Our very souls, then, being disposed so naturally and in proportion to their capacity, and yet so miraculously, to recognize so many and great wonders in Christ, what further excess of honour is left us to pay exclusively to the Father, as inappropriate to the Son? Human reverence of the Deity, looked at in its plainest meaning, is nothing else but an attitude of love towards Him, and a confession of the perfections in Him: and I think that the precept 'so ought the Son to be honoured as the Father,' is enjoined by the Word in place of love. For the Law commands that we pay to God this fitting honour by loving Him with all our heart and strength and here is the equivalent of that love, in that the Word as Lawgiver thus says, that the Son ought to be honoured as the Father.
It was this kind of honour that the great David fully paid, when he confessed to the Lord in a prelude of his psalmody that he loved the Lord, and told all the reasons for his love, calling Him his “rock” and “fortress,” and “refuge,” and “deliverer,” and “God-helper,” and “hope,” and “buckler,” and “horn of salvation,” and “protector.” If the Only-begotten Son is not all these to mankind, let the excess of honour be reduced to this extent as this heresy dictates: but if we have always believed Him to be, and to be entitled to, all this and even more, and to be equal in every operation and conception of the good to the majesty of the Father's goodness, how can it be pronounced consistent, either not to love such a character, or to slight it while we love it? No one can say that we ought to love Him with all our heart and strength, but to honour Him only with half. If, then, the Son is to be honoured with the whole heart in rendering to Him all our love, by what device can anything superior to His honour be discovered, when such a measure of honour is paid Him in the coin of love as our whole heart is capable of? Vainly, therefore, in the case of Beings essentially honourable, will any one dogmatize about a superior honour, and by comparison suggest an inferior honour.
Again; only in the case of the creation is it true to speak of 'priority.' The sequence of works was there displayed in the order of the days; and the heavens may be said to have preceded by so much the making of man, and that interval may be measured by the interval of days.
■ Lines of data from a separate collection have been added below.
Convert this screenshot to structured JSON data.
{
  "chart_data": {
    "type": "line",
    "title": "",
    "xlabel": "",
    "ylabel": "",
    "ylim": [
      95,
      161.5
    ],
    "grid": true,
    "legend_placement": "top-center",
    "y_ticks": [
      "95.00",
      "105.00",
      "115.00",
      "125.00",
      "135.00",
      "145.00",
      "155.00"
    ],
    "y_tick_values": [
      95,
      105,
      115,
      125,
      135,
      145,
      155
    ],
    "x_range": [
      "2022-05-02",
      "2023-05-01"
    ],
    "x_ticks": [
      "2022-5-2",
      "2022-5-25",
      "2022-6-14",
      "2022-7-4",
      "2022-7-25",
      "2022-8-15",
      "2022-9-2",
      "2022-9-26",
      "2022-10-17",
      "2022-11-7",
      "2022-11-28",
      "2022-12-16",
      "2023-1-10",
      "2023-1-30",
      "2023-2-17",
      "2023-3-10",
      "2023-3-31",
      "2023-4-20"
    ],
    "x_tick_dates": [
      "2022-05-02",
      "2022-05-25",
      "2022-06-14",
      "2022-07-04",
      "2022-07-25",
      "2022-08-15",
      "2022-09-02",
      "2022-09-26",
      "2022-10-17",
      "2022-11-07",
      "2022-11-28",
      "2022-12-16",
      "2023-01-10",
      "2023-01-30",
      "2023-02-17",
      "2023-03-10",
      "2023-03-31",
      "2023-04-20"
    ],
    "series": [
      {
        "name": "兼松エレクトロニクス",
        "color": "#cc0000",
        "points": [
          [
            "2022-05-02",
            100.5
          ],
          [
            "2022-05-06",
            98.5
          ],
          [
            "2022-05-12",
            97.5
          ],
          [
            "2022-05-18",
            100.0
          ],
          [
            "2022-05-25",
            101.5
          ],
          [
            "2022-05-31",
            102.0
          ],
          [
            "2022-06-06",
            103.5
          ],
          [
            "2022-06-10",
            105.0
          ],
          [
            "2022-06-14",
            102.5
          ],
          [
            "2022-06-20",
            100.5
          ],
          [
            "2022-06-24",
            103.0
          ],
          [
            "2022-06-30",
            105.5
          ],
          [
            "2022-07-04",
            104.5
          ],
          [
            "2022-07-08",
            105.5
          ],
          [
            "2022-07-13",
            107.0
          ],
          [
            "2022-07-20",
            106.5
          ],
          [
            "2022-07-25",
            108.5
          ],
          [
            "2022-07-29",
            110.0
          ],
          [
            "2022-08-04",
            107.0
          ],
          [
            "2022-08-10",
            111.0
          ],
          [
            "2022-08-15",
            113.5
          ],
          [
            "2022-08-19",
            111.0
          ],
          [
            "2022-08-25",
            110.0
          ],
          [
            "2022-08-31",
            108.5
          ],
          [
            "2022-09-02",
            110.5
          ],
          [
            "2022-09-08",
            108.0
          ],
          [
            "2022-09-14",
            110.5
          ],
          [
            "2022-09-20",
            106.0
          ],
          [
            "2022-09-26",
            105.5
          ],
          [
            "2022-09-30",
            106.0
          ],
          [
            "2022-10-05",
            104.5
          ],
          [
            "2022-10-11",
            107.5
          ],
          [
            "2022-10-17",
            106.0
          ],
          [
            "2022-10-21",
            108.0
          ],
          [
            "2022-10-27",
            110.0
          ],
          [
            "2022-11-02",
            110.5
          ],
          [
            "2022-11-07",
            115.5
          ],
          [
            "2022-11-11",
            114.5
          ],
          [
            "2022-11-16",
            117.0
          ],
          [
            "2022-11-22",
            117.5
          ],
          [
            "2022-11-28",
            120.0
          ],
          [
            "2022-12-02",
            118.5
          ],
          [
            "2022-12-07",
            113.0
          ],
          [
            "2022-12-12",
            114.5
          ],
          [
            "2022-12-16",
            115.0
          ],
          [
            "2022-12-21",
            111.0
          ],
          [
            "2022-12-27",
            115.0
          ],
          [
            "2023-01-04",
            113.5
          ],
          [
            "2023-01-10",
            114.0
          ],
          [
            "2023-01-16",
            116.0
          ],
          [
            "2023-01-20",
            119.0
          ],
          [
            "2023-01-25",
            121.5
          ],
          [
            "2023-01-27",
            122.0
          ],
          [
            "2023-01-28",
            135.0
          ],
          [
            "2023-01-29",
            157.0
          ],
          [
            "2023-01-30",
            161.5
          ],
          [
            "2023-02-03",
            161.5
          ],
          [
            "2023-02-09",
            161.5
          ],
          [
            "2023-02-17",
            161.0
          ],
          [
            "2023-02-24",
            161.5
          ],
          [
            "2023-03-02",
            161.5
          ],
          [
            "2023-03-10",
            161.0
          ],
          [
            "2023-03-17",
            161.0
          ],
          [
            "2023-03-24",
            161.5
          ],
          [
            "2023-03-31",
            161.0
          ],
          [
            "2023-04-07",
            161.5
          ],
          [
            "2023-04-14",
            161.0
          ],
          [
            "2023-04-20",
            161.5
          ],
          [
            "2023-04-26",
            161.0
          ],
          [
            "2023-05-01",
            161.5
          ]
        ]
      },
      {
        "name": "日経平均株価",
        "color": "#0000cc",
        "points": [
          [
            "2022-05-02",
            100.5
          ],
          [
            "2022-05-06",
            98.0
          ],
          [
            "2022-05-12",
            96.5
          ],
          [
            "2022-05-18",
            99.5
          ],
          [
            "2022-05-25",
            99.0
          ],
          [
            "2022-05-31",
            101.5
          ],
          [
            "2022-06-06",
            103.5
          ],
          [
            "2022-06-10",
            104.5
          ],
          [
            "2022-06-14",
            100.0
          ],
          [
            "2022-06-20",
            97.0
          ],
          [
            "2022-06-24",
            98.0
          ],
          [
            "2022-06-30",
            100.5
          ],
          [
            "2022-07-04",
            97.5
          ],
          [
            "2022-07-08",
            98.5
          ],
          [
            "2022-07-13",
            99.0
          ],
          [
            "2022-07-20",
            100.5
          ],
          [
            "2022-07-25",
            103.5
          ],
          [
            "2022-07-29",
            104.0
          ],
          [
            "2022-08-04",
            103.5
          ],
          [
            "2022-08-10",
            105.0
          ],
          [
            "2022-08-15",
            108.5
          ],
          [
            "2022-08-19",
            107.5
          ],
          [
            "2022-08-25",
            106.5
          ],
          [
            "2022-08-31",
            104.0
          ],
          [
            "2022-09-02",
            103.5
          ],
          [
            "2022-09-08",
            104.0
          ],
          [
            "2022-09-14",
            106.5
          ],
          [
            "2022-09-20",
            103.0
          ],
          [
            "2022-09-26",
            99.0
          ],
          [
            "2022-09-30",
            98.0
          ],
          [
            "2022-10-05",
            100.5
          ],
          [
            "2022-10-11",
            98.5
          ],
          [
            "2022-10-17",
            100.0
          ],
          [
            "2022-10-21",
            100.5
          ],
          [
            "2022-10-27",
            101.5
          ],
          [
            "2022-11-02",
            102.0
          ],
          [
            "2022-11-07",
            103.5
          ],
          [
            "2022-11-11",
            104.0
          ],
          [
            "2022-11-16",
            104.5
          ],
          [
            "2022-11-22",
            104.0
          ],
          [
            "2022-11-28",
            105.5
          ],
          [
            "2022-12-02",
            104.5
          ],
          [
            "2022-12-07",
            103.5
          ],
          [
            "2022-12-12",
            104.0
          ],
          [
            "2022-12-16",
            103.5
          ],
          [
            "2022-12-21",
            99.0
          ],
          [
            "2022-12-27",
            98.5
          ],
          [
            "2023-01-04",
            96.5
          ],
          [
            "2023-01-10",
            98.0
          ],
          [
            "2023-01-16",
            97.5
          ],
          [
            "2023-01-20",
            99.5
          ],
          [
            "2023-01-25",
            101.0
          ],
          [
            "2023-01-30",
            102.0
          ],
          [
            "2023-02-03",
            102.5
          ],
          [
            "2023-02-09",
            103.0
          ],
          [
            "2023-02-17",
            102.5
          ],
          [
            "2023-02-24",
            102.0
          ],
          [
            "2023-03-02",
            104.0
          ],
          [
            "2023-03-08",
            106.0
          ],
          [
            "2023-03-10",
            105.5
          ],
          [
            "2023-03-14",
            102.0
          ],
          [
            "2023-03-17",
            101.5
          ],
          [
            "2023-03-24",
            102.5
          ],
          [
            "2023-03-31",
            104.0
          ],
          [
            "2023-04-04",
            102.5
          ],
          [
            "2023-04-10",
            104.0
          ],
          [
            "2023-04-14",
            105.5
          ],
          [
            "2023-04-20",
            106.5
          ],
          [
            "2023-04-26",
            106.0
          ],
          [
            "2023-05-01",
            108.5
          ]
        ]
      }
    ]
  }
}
But in the divine nature, which transcends all idea of time and surpasses all reach of thought, to talk of a “prior” and a “later” in the honours of time is a privilege only of this new-fangled philosophy. In short he who declares the Father to be 'prior' to the subsistence of the Son declares nothing short of this, viz., that the Son is later than the things made by the Son (if at least it is true to say that all the ages, and all duration of time was created after the Son, and by the Son).